Comment filmer la télévision ? Les plans où la télévision apparaît sont étonnamment les plus sidérants. Présente à l’image ou simplement au son, elle entre en opposition à l’attention portée aux lectures de Françoise Lebrun (plus noble certes mais aussi plus forte) Que le poste occupe la moitié de l’écran où une toute petite place perdue au milieu du cadre entre les fenêtres et les branchages, elle devient un ennemi omniprésent. Son vacarme est détestable, il retrouve celui des travaux qui perturbent les lectures (le château aux abords du centre est en chantier). L’environnement agresse les pensionnaires : notamment l’architecture chamboulée et la télévision-hypnose qui tord le cou au temps. Toute la gageure du film tient dans la recherche, à la fois de révéler la beauté des personnes dans cet univers froid et sec, et également de rendre compte du monde extérieur : ne jamais l’escamoter, et faire avec, malgré son hostilité.
Maniquerville est aussi et surtout un film sur la vieillesse. Les pensionnaires sont atteints de maladies neuro-dégénératives. La vieillesse conduit à sortir de soi : devenir étranger à sa propre personne. Le centre n’est plus aux normes et doit déménager, ce qui est difficile à accepter pour ceux qui se sont effectivement habitués au lieu. Les pensionnaires qui doivent déjà lutter contre la perte de leur propre autonomie doivent en plus lutter contre la détérioration de leurs univers. Lutter, ou subir ? C’est toute la question qui occupe la caméra de Pierre Creton. Quand sont-ils dans la lutte et quand se laissent-ils attaquer ? La réponse est assez claire dans un plan final : On se filme une dernière fois et il pleut. Alors on rentre se protéger ; d’où la grande tristesse.

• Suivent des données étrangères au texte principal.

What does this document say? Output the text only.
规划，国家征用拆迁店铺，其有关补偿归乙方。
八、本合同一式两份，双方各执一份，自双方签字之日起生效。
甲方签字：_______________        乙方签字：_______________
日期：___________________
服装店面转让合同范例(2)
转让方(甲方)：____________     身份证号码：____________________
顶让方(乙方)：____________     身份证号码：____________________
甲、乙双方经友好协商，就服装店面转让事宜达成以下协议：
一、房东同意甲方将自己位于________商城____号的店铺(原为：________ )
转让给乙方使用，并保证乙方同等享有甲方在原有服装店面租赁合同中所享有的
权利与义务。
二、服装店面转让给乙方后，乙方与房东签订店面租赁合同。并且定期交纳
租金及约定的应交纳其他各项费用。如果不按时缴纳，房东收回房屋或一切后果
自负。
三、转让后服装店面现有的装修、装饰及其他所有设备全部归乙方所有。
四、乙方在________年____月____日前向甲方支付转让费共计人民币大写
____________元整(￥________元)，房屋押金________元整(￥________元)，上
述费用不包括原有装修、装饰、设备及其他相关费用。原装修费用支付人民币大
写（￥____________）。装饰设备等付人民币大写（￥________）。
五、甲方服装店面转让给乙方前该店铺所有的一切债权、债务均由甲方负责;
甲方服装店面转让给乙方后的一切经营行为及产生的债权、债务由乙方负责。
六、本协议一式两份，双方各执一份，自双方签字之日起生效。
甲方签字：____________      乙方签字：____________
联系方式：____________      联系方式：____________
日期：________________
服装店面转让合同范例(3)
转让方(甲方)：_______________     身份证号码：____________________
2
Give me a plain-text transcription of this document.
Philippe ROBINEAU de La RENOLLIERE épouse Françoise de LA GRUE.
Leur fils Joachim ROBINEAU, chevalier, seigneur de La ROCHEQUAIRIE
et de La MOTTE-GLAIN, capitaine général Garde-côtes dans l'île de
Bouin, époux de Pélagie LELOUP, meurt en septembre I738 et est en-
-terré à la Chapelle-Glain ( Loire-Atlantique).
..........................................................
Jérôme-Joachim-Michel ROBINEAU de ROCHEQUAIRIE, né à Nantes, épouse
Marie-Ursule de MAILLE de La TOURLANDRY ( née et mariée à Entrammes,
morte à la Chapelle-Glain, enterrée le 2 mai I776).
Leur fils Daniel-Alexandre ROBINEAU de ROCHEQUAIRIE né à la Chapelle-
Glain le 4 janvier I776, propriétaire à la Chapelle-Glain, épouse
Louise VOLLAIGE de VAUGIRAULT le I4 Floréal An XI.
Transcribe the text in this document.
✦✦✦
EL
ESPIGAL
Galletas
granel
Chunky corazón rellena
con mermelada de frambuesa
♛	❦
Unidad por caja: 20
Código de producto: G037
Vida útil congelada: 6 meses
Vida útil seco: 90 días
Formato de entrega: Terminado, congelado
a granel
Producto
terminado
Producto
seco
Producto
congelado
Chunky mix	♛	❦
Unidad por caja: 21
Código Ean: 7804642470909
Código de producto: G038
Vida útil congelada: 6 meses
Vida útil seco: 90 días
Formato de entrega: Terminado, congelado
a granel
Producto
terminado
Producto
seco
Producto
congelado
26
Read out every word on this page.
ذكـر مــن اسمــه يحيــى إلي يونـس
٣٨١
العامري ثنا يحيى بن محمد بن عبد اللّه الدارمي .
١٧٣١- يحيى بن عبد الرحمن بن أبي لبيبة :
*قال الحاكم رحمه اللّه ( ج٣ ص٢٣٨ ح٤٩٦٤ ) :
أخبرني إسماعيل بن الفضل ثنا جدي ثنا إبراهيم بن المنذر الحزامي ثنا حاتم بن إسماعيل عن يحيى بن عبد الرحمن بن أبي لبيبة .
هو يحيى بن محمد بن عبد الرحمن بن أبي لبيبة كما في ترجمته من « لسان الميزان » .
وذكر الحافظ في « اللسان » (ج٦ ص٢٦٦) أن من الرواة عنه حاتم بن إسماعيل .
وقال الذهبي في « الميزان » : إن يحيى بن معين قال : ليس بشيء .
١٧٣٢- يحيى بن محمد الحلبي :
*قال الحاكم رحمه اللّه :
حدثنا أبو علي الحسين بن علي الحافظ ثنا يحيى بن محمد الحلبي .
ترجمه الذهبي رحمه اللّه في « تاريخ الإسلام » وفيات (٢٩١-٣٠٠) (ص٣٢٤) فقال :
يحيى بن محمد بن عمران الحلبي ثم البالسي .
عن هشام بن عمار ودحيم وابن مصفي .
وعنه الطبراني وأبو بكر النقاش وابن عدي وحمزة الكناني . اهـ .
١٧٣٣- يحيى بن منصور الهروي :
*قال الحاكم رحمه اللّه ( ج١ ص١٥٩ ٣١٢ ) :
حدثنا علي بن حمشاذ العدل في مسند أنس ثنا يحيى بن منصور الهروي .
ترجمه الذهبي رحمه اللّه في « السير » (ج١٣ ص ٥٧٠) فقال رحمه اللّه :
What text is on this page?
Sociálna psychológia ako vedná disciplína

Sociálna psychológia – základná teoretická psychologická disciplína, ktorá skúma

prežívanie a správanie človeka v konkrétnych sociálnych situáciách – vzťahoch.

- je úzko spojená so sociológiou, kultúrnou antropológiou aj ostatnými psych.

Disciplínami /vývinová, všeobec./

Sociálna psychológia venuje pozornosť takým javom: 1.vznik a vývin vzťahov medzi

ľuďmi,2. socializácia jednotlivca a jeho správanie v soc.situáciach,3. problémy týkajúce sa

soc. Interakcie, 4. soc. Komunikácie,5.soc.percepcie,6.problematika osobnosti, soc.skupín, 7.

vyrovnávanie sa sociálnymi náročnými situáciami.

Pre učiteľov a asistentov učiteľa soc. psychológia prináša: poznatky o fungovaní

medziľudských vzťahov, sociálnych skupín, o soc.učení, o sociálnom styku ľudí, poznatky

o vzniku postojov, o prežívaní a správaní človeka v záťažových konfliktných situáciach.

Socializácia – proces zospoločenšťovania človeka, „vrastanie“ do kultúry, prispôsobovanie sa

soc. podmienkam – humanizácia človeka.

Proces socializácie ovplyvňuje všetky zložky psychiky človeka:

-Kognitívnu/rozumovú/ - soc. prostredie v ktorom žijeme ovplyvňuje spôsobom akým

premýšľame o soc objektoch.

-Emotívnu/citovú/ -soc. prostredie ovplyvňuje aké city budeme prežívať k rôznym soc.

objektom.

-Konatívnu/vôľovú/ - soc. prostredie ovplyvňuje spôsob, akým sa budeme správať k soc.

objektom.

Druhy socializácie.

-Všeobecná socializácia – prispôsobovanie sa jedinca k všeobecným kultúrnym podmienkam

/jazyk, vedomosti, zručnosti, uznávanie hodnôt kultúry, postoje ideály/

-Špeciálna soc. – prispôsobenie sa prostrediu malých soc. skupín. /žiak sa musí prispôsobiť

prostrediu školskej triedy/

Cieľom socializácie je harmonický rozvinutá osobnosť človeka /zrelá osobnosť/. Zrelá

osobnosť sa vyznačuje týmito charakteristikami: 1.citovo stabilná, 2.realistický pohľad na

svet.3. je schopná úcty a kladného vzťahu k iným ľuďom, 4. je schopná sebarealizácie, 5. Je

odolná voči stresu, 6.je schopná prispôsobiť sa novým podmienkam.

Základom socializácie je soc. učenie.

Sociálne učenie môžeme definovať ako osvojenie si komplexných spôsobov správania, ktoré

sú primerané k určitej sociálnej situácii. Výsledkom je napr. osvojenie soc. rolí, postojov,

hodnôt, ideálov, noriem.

L’étrangeté de l’atmosphère du film provient de la distance que Pierre Creton met entre lui et ses sujets, ses personnages. Totalement en empathie, on lui sent néanmoins une envie de laisser faire les choses : on regarde quelqu’un dormir, on se place derrière les fenêtres… Une dimension mystique naît petit à petit de cette bizarrerie. Cette bizarrerie qui n’est rien d’autre que l’émergence de la fiction dans le documentaire. Contrairement à Ne change rien où la fiction s’érigeait à partir d’une base déjà artistique (ou même de travail, mais c’était la même chose finalement), nous sommes ici dans tout ce qui renvoie à la misère humaine : maladie, immobilisme, assistanat… Des moments fortuits irriguent le film et lui permettent justement d’échapper à ces conditions. Ce sont des élans qui luttent contre ce qui était donné : les souvenirs viennent lutter contre l’oubli, soudainement. Tout devient plus clair, petit à petit : Maniquerville n’est pas un film sur la vieillesse mais sur la transmission. Comment entretenir des échanges avec les autres quand on devient étranger à soi ? Les échanges se font entre Françoise et Clara, entre Françoise et les pensionnaires, entre Proust et les pensionnaires, entre Clara et les pensionnaires. On tourne en rond, dans un sens, puis dans l’autre. Et le film est fait. Maniquerville est aussi l’occasion de retrouver Françoise Lebrun. Malheureusement pas assez présente au cinéma, on savoure chaque plan avec gourmandise. Impossible de ne pas penser à La Maman et la putain, forcément. Lorsque Françoise Labrun se met à lire, c’est la voix de Veronika que l’on retrouve : elle sait décidément mettre en bouche des textes littéraire, amples, avec une exquise clarté et intensité.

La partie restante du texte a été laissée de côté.